Le préfet de police de Paris Michel Delpuech arrive au palais de l’Elysée le 18 octobre 2017 pour assister à un discours du président Emmanuel Macron sur la sécurité, devant des représentants de la police nationale et de la gendarmerie. / Ludovic Marin / AFP

Déjà, lors de la manifestation des gilets jaunes du 24 novembre, la casse matérielle sur les Champs-Elysées avait créé le sentiment d’un raté dans la gestion policière. Cette fois, l’avenue a été plus fermement cadenassée. Résultat : des dégâts considérables ont bien été occasionnés mais ils se sont déportés dans plusieurs quartiers huppés de la capitale et les forces de l’ordre – pourtant fortement mobilisées à raison de 4 600 effectifs - ont donné le sentiment de se laisser déborder.

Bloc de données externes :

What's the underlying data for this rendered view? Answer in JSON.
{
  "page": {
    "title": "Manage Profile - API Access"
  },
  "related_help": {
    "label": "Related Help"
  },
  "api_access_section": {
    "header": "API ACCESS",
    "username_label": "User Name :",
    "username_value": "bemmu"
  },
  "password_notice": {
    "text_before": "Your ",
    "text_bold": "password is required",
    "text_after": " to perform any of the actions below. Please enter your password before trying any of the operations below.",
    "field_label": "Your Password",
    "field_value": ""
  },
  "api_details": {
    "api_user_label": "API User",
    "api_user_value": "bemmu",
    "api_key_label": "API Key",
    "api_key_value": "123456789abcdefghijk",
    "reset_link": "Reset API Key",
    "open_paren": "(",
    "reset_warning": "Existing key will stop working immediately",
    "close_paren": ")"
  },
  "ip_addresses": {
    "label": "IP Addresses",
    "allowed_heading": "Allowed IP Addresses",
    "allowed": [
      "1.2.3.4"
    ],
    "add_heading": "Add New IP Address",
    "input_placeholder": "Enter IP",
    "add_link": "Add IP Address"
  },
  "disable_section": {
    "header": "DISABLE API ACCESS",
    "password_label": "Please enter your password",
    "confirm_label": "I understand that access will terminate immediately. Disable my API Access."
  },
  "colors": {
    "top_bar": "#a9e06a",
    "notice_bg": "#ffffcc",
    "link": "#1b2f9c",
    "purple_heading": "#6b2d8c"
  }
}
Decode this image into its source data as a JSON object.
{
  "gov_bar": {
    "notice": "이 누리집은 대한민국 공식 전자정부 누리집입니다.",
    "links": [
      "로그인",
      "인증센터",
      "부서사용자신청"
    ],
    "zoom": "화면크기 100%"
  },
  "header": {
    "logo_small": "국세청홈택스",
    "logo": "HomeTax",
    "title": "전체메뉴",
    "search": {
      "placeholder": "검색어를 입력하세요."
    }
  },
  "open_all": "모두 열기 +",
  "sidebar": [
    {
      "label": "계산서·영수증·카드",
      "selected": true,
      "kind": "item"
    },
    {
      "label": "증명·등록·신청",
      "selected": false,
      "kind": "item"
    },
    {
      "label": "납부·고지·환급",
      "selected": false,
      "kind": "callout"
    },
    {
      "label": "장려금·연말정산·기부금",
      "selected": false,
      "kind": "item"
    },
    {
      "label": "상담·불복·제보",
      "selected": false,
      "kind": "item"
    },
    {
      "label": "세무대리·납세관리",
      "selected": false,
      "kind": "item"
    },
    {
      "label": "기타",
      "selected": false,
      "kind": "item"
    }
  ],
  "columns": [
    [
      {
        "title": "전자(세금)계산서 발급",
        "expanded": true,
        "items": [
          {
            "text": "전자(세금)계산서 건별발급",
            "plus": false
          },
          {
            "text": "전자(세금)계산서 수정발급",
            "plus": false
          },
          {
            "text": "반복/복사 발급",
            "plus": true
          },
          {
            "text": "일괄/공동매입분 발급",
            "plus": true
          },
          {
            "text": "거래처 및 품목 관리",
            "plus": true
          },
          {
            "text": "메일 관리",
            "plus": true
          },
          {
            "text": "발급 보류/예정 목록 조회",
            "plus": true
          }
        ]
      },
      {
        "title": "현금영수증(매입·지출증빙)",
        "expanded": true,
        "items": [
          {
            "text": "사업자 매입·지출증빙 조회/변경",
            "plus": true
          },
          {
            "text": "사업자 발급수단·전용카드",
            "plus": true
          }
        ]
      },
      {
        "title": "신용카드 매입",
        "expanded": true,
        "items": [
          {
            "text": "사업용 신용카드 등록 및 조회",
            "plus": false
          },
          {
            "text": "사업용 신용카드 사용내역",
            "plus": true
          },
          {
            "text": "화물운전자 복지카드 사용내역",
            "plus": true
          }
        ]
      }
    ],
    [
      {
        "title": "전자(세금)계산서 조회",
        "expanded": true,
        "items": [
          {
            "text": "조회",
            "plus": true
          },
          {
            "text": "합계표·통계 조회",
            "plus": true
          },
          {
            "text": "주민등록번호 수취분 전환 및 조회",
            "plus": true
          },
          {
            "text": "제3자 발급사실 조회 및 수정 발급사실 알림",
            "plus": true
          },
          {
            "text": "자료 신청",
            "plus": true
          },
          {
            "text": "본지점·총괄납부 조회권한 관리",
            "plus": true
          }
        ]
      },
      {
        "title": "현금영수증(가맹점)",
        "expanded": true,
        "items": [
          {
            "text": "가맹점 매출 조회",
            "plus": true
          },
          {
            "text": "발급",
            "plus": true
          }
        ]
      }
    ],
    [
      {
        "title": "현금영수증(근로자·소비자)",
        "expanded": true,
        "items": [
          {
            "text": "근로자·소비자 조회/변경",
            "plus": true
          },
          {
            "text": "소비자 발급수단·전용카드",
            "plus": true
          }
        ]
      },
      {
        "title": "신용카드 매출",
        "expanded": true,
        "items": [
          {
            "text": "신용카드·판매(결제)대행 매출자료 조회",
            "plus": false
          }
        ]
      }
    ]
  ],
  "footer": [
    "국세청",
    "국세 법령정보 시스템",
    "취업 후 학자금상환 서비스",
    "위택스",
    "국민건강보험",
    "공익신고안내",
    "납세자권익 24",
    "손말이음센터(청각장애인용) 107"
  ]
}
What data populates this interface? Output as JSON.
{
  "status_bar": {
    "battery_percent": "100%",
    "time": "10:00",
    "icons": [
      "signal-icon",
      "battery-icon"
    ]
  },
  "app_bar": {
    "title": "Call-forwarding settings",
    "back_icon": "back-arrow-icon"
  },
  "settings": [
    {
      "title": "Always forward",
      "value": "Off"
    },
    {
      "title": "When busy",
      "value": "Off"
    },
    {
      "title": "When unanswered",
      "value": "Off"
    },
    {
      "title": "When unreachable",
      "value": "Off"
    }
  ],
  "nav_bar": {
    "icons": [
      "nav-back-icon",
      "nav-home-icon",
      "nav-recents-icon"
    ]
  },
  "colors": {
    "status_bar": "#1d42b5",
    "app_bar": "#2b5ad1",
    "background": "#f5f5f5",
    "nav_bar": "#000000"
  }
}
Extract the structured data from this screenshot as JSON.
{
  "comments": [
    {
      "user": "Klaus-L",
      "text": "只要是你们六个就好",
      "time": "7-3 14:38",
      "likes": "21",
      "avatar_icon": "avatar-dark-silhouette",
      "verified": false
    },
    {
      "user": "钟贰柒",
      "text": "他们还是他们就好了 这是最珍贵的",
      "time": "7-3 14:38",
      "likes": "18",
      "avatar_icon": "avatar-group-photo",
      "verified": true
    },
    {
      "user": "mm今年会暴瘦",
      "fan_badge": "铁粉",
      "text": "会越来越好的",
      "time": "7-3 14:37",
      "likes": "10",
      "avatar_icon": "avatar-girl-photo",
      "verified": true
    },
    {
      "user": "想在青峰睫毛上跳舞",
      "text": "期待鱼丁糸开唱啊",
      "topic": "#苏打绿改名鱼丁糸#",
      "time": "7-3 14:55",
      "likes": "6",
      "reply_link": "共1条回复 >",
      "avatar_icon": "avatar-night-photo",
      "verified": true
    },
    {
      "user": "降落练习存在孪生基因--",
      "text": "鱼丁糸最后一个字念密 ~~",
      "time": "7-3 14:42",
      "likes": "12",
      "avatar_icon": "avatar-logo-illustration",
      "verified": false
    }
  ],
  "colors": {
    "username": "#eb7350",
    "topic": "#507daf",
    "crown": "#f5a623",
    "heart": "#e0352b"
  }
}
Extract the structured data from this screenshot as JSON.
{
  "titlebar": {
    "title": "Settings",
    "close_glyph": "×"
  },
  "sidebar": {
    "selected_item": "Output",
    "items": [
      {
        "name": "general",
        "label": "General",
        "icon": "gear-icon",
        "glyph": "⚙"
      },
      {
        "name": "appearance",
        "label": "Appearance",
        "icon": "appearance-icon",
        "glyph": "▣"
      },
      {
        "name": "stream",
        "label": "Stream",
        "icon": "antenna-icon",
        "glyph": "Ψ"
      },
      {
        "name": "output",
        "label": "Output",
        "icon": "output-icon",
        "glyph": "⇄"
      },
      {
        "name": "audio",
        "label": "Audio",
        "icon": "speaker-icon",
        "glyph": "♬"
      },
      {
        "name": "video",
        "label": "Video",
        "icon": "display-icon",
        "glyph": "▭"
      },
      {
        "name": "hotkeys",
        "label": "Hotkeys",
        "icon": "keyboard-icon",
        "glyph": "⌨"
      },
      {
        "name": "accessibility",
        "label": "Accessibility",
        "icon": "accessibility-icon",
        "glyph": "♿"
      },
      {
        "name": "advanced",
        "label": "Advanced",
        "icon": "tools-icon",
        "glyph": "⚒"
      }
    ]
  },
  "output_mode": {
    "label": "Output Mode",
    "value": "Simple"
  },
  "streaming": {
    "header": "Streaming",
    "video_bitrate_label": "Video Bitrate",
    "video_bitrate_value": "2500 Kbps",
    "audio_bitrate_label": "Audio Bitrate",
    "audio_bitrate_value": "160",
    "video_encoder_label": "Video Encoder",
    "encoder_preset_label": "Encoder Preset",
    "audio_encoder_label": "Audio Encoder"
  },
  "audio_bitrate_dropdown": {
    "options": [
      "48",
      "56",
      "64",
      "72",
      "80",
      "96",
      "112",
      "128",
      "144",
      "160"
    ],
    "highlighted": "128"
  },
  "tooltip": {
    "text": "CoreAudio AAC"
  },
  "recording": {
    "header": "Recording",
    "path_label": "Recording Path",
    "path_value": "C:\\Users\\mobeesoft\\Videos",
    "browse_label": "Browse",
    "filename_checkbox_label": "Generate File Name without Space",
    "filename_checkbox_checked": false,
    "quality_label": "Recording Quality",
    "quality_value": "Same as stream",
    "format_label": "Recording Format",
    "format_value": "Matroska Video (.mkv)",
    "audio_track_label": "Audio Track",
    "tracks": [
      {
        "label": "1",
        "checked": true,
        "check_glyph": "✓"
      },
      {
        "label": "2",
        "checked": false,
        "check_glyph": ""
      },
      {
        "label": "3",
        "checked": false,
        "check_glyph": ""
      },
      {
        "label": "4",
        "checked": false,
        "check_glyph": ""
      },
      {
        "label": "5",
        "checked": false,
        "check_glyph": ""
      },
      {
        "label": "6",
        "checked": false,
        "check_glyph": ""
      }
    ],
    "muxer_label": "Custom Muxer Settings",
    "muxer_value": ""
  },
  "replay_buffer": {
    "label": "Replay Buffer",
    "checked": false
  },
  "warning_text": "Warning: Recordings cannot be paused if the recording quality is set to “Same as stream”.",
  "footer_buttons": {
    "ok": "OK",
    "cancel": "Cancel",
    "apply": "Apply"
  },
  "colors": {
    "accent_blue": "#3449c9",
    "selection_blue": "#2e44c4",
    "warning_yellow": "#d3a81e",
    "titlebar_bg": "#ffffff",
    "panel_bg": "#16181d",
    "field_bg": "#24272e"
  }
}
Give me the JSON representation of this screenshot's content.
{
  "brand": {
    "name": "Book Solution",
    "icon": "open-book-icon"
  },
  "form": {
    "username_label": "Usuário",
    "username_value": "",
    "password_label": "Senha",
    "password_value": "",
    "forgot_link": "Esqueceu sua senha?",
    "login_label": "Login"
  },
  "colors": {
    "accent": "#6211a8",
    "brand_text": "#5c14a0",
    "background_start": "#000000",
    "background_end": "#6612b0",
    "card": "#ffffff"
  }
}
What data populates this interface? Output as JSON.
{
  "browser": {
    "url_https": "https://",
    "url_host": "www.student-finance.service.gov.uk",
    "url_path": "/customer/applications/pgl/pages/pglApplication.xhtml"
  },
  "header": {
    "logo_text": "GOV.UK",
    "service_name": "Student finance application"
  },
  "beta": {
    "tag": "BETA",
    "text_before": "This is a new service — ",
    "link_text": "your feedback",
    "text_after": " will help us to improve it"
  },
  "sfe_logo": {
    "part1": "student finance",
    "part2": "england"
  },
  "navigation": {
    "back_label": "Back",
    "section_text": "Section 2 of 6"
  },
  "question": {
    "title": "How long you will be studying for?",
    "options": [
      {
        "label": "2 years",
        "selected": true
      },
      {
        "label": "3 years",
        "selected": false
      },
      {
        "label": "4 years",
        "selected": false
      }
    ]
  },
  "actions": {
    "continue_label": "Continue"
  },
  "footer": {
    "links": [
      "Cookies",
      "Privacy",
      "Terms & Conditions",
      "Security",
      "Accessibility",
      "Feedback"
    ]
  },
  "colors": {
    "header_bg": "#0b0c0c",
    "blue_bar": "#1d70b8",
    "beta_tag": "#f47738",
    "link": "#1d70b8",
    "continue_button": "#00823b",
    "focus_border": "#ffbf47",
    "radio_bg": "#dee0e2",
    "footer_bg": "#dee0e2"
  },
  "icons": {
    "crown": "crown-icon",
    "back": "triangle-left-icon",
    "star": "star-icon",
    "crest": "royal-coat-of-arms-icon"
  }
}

Pur produit de la préfectorale, Michel Delpuech a été nommé à la tête de la Préfecture de police de Paris, la « PP », de façon inattendue le 19 avril 2017, après une chute à vélo et l’hospitalisation de son prédécesseur, Michel Cadot. A un moment où la menace terroriste interdisait d’envisager la moindre vacance de poste, l’homme de 65 ans avait pris ses nouvelles fonctions au pied levé. Le lendemain, une attaque à la kalachnikov sur les Champs-Elysées avait causé la mort du policier Xavier Jugelé.

Depuis un an et demi, le haut fonctionnaire a déjà dû gérer plusieurs séquences politiques sensibles, et notamment l’affaire Benalla, qui a sérieusement mis en cause ses services, sans pour autant lui coûter sa place. Alors que Gérard Collomb, ministre de l’intérieur à l’époque, s’était déchargé sur la PP, M. Delpuech avait renvoyé l’exécutif à sa responsabilité politique et pointé des dérives individuelles.

Un bilan compliqué

En matière de maintien de l’ordre, Michel Delpuech a déjà été mis en cause lors du 1er mai 2018. Les violences des « casseurs » lui avaient à l’époque valu un procès en laxisme alors que, paradoxalement, le bilan humain de la manifestation était tout à fait limité. A rebours de son prédécesseur et de la gestion des mobilisations contre la loi travail en 2016, Michel Delpuech avait en effet opté pour une stratégie de la « désescalade », c’est-à-dire de mise à distance des forces de l’ordre, dans le but de ne pas attiser les tensions avec les franges de manifestants prêts à aller au contact des policiers et des gendarmes. Une stratégie qui admet toutefois un certain niveau de casse matérielle.

Au lendemain de la manifestation des gilets jaunes, le bilan est beaucoup moins à l’avantage du préfet. Tandis qu’Emmanuel Macron a dénoncé les « pillages » et les « attaques » ou que, place Beauvau, Christophe Castaner sous-entend qu’il pourrait rétablir l’état d’urgence, la situation rappelle que le maintien de l’ordre est une matière hautement politique, en particulier sur le ressort de la PP, où se concentrent les institutions les plus sensibles, et converge toute l’attention médiatique. De quoi alimenter la tentation de créer des fusibles.

Maison à part au sein de la police nationale, la préfecture de Paris est souvent qualifiée d’Etat dans l’Etat, tant elle concentre les pouvoirs et les dossiers sensibles, sans qu’aucun gouvernement ne se risque à la réformer. Comme d’autres avant lui, Michel Delpuech a revêtu les habits de ministre de l’intérieur « bis », avec un style peu flamboyant. Ancien préfet de Rhône-Alpes, il a longtemps été estampillé « chiraquien » pour avoir occupé les fonctions de directeur de cabinet de Michèle Alliot-Marie au ministère de l’intérieur de 2007 à 2009. Il avait toutefois été nommé préfet de la région Ile-de-France en février 2017 par François Hollande, qu’il avait connu au sein de la promotion Voltaire (1980) de l’ENA.